Tra presentazioni formali e informali, ne ho sfoderato una decina. Ogni volta diversa. Pensavo agli amici con i quali ho diviso il tavolo un paio di volte, che ogni volta ne sentivano una diversa. La dissociata della Summer School.

E mai nessuno che mi chiedesse solo come mi chiamo.

lunedì 4 luglio 2011

Tra mammità e buon senso


E così, con le unghie e con i denti, abbiamo strappato alla settimana e al lavoro e ai figli altri due giorni solo per noi, e per i nostri dieci anni insieme che fanno un tempo per riappropriarsi dell'essere in due, partendo pensando che in fondo, forse, i bambini potevamo portarli con noi e che in fondo, la prossima volta, li porteremo. Sbagliato: sono stati due giorni stupendi su un'isola senza macchine con l'aria profumata di pino e di mirto, il mare azzurro che scopri in tante calette nascoste, le strade sterrate, la luce calda del tramonto in una piazza piena di terra e di nulla. E alla fine ci siamo detti che sì, i bimbi li porteremo in questo posto meraviglioso, ma avevamo davvero bisogno di stare noi due.

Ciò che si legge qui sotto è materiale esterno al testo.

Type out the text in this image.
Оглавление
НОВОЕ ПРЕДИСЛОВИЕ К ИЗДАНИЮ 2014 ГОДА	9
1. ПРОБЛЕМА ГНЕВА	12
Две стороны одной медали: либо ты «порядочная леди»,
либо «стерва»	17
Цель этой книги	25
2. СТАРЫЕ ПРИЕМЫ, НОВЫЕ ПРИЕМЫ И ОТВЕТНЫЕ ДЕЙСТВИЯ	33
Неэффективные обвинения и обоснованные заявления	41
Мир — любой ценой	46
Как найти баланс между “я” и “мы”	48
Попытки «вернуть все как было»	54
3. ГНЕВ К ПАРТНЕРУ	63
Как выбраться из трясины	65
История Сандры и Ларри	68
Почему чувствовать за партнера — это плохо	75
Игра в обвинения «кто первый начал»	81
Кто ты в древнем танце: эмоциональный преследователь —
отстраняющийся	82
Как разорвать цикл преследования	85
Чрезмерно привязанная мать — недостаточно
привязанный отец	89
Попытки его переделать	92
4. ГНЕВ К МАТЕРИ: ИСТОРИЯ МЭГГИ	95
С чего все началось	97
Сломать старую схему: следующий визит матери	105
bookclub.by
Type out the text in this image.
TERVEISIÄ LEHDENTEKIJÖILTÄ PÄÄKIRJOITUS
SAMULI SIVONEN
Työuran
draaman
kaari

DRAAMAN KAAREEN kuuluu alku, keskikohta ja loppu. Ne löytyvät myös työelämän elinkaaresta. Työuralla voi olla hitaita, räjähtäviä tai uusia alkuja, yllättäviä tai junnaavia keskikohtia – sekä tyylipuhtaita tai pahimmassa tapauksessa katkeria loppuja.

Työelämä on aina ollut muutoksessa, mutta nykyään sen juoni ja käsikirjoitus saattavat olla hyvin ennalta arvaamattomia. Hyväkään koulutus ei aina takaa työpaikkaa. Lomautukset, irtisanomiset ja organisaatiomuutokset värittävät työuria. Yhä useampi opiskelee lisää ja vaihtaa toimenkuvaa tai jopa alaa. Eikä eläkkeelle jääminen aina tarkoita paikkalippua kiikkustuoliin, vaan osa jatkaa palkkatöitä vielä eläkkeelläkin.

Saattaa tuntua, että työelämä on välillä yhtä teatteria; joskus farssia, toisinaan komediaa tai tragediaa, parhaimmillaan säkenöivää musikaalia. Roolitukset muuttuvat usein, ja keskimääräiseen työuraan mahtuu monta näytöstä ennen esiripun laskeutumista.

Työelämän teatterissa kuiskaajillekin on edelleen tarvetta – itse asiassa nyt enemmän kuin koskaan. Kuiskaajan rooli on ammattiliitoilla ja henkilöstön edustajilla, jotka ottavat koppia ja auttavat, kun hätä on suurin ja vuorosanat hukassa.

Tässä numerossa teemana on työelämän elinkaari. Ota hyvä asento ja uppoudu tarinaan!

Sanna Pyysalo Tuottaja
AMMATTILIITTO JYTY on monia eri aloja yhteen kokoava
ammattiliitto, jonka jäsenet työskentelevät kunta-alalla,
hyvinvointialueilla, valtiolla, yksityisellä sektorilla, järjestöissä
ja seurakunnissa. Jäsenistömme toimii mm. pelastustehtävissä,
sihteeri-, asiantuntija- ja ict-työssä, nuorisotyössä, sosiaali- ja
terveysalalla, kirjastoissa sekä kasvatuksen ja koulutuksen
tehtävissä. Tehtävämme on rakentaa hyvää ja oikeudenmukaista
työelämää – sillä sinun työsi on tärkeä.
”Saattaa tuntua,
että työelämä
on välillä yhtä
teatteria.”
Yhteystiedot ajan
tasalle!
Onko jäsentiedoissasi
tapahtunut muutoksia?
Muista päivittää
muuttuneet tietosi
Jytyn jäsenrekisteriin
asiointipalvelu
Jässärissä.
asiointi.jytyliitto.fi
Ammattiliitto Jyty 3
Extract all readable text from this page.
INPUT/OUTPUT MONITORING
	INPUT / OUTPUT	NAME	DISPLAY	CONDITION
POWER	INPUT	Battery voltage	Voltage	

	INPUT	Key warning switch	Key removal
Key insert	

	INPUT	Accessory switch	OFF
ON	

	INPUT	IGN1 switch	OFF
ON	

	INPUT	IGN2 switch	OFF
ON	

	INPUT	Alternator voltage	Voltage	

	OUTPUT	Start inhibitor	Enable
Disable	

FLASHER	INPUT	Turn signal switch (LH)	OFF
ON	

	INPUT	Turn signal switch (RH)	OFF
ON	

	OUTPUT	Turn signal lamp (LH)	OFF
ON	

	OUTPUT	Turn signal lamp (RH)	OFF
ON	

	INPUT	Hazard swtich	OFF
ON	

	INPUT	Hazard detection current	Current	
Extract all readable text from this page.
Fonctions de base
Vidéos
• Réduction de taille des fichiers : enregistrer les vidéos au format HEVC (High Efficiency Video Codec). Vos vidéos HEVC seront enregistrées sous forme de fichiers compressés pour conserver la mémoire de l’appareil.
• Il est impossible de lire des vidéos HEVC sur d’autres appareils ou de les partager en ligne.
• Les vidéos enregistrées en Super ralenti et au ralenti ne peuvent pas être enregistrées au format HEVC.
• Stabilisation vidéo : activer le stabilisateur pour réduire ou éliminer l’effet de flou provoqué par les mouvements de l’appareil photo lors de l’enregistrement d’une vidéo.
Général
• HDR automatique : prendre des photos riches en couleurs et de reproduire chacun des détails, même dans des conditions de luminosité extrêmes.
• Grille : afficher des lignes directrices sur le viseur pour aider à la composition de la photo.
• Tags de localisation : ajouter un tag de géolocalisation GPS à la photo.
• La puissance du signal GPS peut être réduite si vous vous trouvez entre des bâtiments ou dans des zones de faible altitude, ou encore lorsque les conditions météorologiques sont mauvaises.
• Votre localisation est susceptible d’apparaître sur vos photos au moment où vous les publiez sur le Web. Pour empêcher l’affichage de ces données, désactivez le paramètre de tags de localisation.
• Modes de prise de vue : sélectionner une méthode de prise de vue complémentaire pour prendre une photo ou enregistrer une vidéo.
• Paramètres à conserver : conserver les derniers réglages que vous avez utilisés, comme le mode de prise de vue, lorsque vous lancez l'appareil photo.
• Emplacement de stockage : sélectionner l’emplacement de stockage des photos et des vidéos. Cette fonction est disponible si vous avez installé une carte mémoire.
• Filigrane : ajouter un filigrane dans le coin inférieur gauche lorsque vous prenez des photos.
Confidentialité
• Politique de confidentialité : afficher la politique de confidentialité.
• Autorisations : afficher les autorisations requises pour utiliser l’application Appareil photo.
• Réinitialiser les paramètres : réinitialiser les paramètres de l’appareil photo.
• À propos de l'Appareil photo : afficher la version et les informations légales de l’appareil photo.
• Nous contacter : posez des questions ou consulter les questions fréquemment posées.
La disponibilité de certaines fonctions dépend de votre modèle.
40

Ma così, prima di partire ho fatto domanda (fuori termine) per una Summer School in Toscana. Una cosa che mi interessa e mi intriga, quelle mail che mandi sopprapensiero pensando: "Ma figurati...". Mi hanno preso. E così la Grande Nonna, che in prima battuta aveva accolto la richiesta di babysitteraggio ambulante, a mente lucida si è tirata indietro chiedendosi come avrebbe mai potuto gestire i bimbi in una landa a lei sconosciuta. E io mi struggo all'idea di iniziare un'altra settimana nomade durante la quale lascerò di nuovo i bimbi da una nonna. E questa volta ok, almeno c'è papà. Ma così tante notti lontano da casa, weekend compreso, non sono mai stata.

Inutile dire che l'Ing. già assapora un altro weekend rubato all'Ultima Spiaggia, invece di dover correre dietro a quella squinternata di sua moglie fino in Toscana per recuperare i figli, e quindi a colazione mi guarda e mi dice: "Io non capisco, ma che senso ha? Hai questa opportunità, sfruttala"

Mi vengono un sacco di dubbi: ne varrà davvero la pena? Devo rinunciare? Vado? E' giusto? E se poi non mi serve a niente? E se poi...

Insomma, lo strazio della mammitudine non ha fine: quando non lavoravo pativo di tutto quel tempo (mal) speso con i miei bimbi piccolissimi e pensavo a cosa ne sarebbe stato di me, adesso mi inquieto per queste assenze prolungate e mi chiedo cosa ne sarà dei miei figli e di me, in questa precarietà che assume varie forme di upgrading mai scontate. Forse, verso la loro adolescenza, arriveremo a un equilibrio. Forse. Intanto, rubo il copy a qualcuno, ma in un vario gioco di specchi mi sento anche una mamma un po' cattiva.